Dorothée, c’est notre nièce, la très chouette grande gamine de ma sœur Eliane (et de son mari, Jean) qui habite rue du Nid, de l’autre côté de la place FLAGey, après avoir habité rue de Hennin, près du Delhaize… Presqu’une voisine, quoi !
Nous ne la voyons jamais…
- Elle aurait peur de se faire chier chez les ancêtres ?
à la maison… Mais nous la retrouvons souvent, avec son coquin et sa cousine
- Mauricio et Véronique ?
ses copines et ses amis, dans les bars
- On m’annonce que deux d’entre eux ont été fermés (pour toujours ?) depuis mon départ au Togo !

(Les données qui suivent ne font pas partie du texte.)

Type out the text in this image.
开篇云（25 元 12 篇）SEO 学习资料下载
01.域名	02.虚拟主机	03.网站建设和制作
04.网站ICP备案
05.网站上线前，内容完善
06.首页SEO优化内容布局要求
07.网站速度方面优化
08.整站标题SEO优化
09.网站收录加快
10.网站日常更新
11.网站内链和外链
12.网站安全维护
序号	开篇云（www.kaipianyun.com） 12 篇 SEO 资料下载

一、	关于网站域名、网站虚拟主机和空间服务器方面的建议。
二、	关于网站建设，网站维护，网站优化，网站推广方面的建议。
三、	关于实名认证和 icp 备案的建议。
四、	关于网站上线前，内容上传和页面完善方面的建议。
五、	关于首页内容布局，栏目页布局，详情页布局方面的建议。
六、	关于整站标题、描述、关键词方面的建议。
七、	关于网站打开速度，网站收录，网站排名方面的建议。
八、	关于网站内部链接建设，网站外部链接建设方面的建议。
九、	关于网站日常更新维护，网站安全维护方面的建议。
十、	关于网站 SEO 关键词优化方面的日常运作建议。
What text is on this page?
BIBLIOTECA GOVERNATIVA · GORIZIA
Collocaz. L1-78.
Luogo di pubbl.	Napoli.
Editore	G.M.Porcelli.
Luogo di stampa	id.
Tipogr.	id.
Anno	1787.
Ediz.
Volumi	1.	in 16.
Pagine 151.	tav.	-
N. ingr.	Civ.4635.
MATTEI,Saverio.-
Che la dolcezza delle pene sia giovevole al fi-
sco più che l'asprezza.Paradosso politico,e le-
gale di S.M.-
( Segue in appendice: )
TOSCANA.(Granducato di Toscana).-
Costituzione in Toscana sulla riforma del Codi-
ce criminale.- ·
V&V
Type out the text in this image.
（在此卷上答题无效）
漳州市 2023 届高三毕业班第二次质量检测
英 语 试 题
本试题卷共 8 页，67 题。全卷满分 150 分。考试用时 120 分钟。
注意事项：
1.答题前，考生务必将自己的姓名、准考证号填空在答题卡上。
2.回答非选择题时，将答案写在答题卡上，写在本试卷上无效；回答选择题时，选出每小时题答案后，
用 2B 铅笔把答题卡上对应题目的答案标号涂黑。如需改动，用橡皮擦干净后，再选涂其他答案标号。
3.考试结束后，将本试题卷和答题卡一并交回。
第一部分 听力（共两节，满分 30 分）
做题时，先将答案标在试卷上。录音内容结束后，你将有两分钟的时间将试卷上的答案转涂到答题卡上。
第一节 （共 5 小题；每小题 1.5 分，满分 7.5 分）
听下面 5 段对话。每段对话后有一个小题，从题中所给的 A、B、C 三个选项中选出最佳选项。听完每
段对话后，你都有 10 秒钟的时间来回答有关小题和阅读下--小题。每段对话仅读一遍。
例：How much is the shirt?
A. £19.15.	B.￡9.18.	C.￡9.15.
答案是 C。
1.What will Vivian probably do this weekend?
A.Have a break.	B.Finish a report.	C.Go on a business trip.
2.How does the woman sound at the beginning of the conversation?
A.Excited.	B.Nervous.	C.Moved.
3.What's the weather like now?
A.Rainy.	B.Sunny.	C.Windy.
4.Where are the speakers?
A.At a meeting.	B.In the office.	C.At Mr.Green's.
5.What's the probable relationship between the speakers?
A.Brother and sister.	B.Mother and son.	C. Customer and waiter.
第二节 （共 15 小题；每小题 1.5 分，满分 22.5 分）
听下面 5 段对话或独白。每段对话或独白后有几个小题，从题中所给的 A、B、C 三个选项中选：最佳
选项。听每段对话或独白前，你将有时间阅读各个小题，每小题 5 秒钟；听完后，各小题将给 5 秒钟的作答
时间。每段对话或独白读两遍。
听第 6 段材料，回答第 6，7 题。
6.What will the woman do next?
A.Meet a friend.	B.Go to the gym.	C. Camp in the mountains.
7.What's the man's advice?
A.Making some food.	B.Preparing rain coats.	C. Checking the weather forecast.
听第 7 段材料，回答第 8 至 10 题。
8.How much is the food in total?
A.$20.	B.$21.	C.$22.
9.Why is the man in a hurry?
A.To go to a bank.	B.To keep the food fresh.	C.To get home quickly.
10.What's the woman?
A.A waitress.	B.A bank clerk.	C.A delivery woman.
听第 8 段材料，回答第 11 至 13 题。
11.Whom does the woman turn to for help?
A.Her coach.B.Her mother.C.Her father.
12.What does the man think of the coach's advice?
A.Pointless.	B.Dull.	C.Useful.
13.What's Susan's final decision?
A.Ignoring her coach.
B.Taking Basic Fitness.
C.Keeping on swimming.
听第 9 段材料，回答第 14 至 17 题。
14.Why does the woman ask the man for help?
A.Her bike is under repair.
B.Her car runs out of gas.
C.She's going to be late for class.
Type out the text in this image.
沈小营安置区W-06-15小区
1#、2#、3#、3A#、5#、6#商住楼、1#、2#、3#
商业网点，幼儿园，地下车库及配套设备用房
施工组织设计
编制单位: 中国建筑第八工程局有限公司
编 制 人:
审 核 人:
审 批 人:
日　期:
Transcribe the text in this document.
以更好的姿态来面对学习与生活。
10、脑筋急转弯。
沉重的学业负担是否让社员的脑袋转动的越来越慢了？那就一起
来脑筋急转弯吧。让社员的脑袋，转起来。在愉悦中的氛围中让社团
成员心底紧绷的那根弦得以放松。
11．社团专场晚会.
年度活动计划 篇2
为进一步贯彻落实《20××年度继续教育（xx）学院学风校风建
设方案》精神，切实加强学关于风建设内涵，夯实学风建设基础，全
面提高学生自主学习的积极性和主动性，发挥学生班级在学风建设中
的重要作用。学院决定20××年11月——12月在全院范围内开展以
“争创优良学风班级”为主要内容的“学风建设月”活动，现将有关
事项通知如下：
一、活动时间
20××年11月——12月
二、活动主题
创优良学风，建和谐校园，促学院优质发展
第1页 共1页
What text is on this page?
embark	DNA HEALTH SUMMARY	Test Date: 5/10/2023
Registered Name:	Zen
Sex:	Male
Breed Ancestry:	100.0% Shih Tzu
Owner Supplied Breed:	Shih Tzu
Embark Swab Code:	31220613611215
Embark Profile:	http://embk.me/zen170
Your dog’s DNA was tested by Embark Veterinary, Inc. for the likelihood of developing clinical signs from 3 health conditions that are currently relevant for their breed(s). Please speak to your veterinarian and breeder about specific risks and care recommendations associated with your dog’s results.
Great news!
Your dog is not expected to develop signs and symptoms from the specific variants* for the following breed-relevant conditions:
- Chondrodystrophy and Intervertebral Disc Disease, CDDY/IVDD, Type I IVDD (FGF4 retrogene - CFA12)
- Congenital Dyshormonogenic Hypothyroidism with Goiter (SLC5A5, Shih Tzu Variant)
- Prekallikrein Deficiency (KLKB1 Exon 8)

de Matonge … Chez Shango, à la Mandibule, au 333…
jeune et jolie femme d’une trentaine d’années, intègre mais
- Elle prie !
austère, continue de gérer le Quilombo
- Aux grands maux, les grandes FLAG…
Jipéji, sorbonagre et savantasse, intervient doctement
- Le « Qilombo », pas le « Quilombo »
- Mais naan, Jean-Pierre ! Au Togo, dans le français des Yovos de France, ce n’est pas le Qilombo, c’est le Quilombo ! En Ewé, en Guin et en Kabye aussi ! Et, de toute manière, ton Qilombo-là, que je sache, n’a pas été inventé par « Petit » Robert ou par « Vieux » Richelieu ! Et puis, Qilombo ou Quilombo, ça se prononce pareil, naan ? Et les langues appartiennent (qui oserait encore prétendre le contraire ?) à ceux qui les parlent et à ceux qui les écrivent, naan ?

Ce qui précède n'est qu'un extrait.